La gauche donne toujours des coups de pied
Même si crier au loup ne fera pas grand-chose pour faire changer d’avis les électeurs endurcis de Le Pen, la perspective soudaine d’un gouvernement d’extrême droite a réussi à unir la gauche française amèrement fracturée avec une rapidité qui aurait très bien pu prendre l’Elysée au dépourvu.
Le nouveau Front populaire survient quelques mois seulement après la fin d’une alliance fragile et précédente qui s’est effondrée au milieu d’âpres divisions liées à la guerre à Gaza. Ces divisions, ainsi que d’autres, ont été pleinement mises en évidence au cours d’une campagne acrimonieuse pour les élections européennes au cours de laquelle LFI et le candidat soutenu par les socialistes Raphal Glucksmann ont été fréquemment en désaccord.
Macron a probablement deviné qu’il valait mieux partir maintenant, avec la gauche en désarroi, que d’attendre plus longtemps, a déclaré Lecoeur, suggérant que le président avait sous-estimé la capacité de la gauche à s’unir face à la marque Le Pen.

L’urgence de la situation, avec la campagne électorale la plus courte de l’histoire moderne de la France, a peut-être également facilité un accord que des semaines de négociations tendues auraient autrement pu entraver.
L’idée selon laquelle l’extrême droite est proche du pouvoir est une incitation très puissante pour que la gauche s’unisse et mette de côté d’autres considérations, a déclaré Samuel Hayat, politologue au Centre de recherches politiques de Sciences Po (CEVIPOF) à Paris.
Voir des personnalités comme Ciotti s’allier à l’extrême droite rend encore plus difficile pour les gens de gauche de refuser le Front populaire, a-t-il ajouté.
Un camp démoralisé
Le président français a peut-être également sous-estimé à quel point son propre capital politique s’est dégradé après sept années au pouvoir et une multitude de crises.
Macron ne comprend pas que le pays s’est radicalisé depuis 2017 et qu’il a contrarié les gens à tous les niveaux, a déclaré Lecoeur. Il y a trop de ressentiment à l’égard du président, en particulier parmi les électeurs de gauche, pour qu’ils puissent le renflouer une fois de plus.
Il a cité une âpre bataille sur la réforme des retraites, qui a vu Macron utiliser des pouvoirs spéciaux pour contourner le Parlement au milieu d’une opposition féroce à travers le pays, comme la goutte d’eau qui a fait déborder le vase pour de nombreux électeurs qui l’avaient soutenu à contrecœur pour maintenir l’extrême droite hors du pouvoir.
Si le président ne l’a pas remarqué, ses propres législateurs l’ont certainement remarqué. Plusieurs ont demandé à ce que la photo du président ne figure pas sur leurs affiches de campagne, préférant être photographiée aux côtés de son premier ministre plus populaire, Gabriel Attal.

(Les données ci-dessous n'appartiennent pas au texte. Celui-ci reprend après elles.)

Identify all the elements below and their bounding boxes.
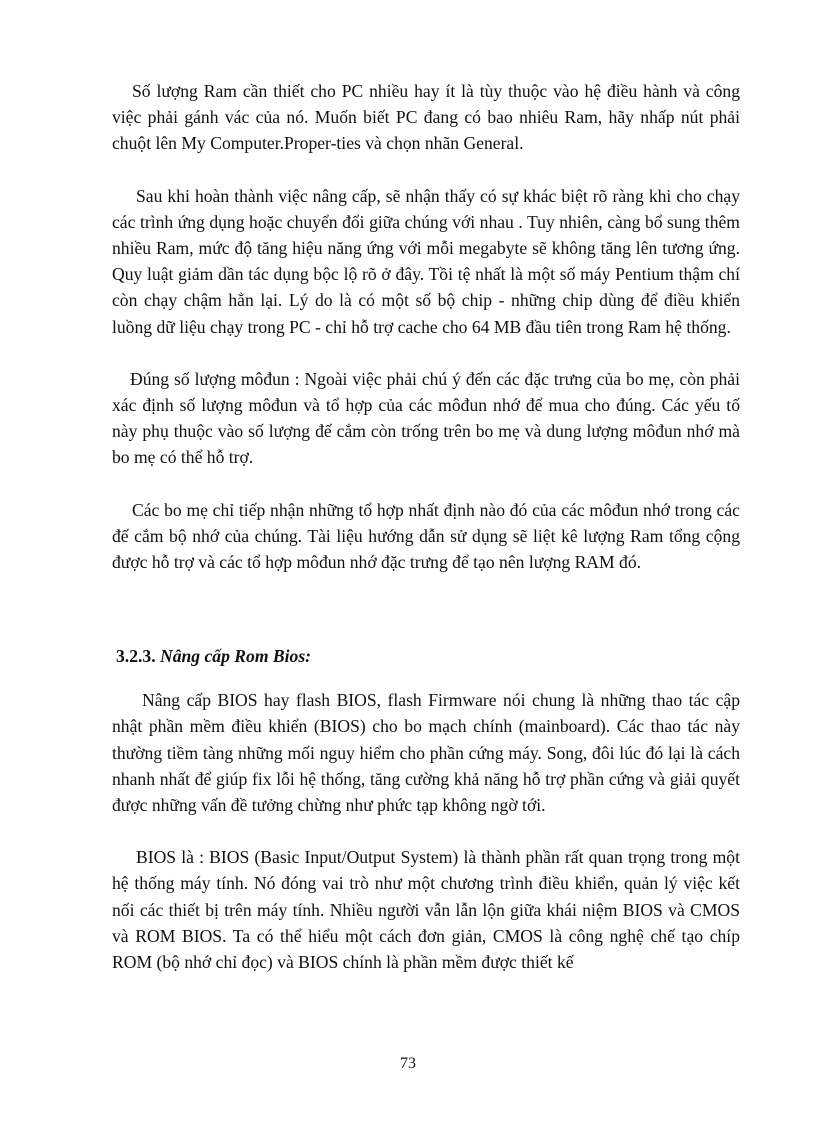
paragraph-module-count: Đúng số lượng môđun : Ngoài việc phải chú ý đến các đặc trưng của bo mẹ, còn phải xác định số lượng môđun và tổ hợp của các môđun nhớ để mua cho đúng. Các yếu tố này phụ thuộc vào số lượng đế cắm còn trống trên bo mẹ và dung lượng môđun nhớ mà bo mẹ có thể hỗ trợ. [112, 368, 740, 468]
page-number: 73 [400, 1055, 416, 1072]
paragraph-upgrade-effect: Sau khi hoàn thành việc nâng cấp, sẽ nhận thấy có sự khác biệt rõ ràng khi cho chạy các trình ứng dụng hoặc chuyển đổi giữa chúng với nhau . Tuy nhiên, càng bổ sung thêm nhiều Ram, mức độ tăng hiệu năng ứng với mỗi megabyte sẽ không tăng lên tương ứng. Quy luật giảm dần tác dụng bộc lộ rõ ở đây. Tồi tệ nhất là một số máy Pentium thậm chí còn chạy chậm hẳn lại. Lý do là có một số bộ chip - những chip dùng để điều khiển luồng dữ liệu chạy trong PC - chỉ hỗ trợ cache cho 64 MB đầu tiên trong Ram hệ thống. [112, 185, 740, 337]
paragraph-module-combinations: Các bo mẹ chỉ tiếp nhận những tổ hợp nhất định nào đó của các môđun nhớ trong các đế cắm bộ nhớ của chúng. Tài liệu hướng dẫn sử dụng sẽ liệt kê lượng Ram tổng cộng được hỗ trợ và các tổ hợp môđun nhớ đặc trưng để tạo nên lượng RAM đó. [112, 499, 740, 573]
paragraph-bios-upgrade: Nâng cấp BIOS hay flash BIOS, flash Firmware nói chung là những thao tác cập nhật phần mềm điều khiển (BIOS) cho bo mạch chính (mainboard). Các thao tác này thường tiềm tàng những mối nguy hiểm cho phần cứng máy. Song, đôi lúc đó lại là cách nhanh nhất để giúp fix lỗi hệ thống, tăng cường khả năng hỗ trợ phần cứng và giải quyết được những vấn đề tưởng chừng như phức tạp không ngờ tới. [112, 690, 740, 816]
section-title: Nâng cấp Rom Bios: [160, 646, 312, 667]
paragraph-ram-amount: Số lượng Ram cần thiết cho PC nhiều hay ít là tùy thuộc vào hệ điều hành và công việc phải gánh vác của nó. Muốn biết PC đang có bao nhiêu Ram, hãy nhấp nút phải chuột lên My Computer.Proper-ties và chọn nhãn General. [112, 81, 740, 154]
section-number: 3.2.3. [116, 646, 156, 667]
paragraph-bios-definition: BIOS là : BIOS (Basic Input/Output System) là thành phần rất quan trọng trong một hệ thống máy tính. Nó đóng vai trò như một chương trình điều khiển, quản lý việc kết nối các thiết bị trên máy tính. Nhiều người vẫn lẫn lộn giữa khái niệm BIOS và CMOS và ROM BIOS. Ta có thể hiểu một cách đơn giản, CMOS là công nghệ chế tạo chíp ROM (bộ nhớ chỉ đọc) và BIOS chính là phần mềm được thiết kế [112, 847, 740, 973]
document-page [112, 78, 740, 975]
section-heading [116, 643, 740, 669]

Je défendrai mes propres opinions et chercherai à éviter les réactions anti-Macron, a déclaré à l’AFP Batrice Piron, député de la région parisienne. Bruno Millienne, du parti centriste MoDem, s’est dit toujours allié du président mais ne pouvait plus utiliser son image pendant la campagne car elle est devenue odieuse aux yeux de nombreux électeurs.
De nombreux députés sortants de la Renaissance sont furieux de la dissolution du Parlement et conscients que leurs chances de reconquérir leur siège sont minces, a déclaré Lecoeur. Le parti au pouvoir est désormais un camp démololarisé qui a perdu confiance en son leader.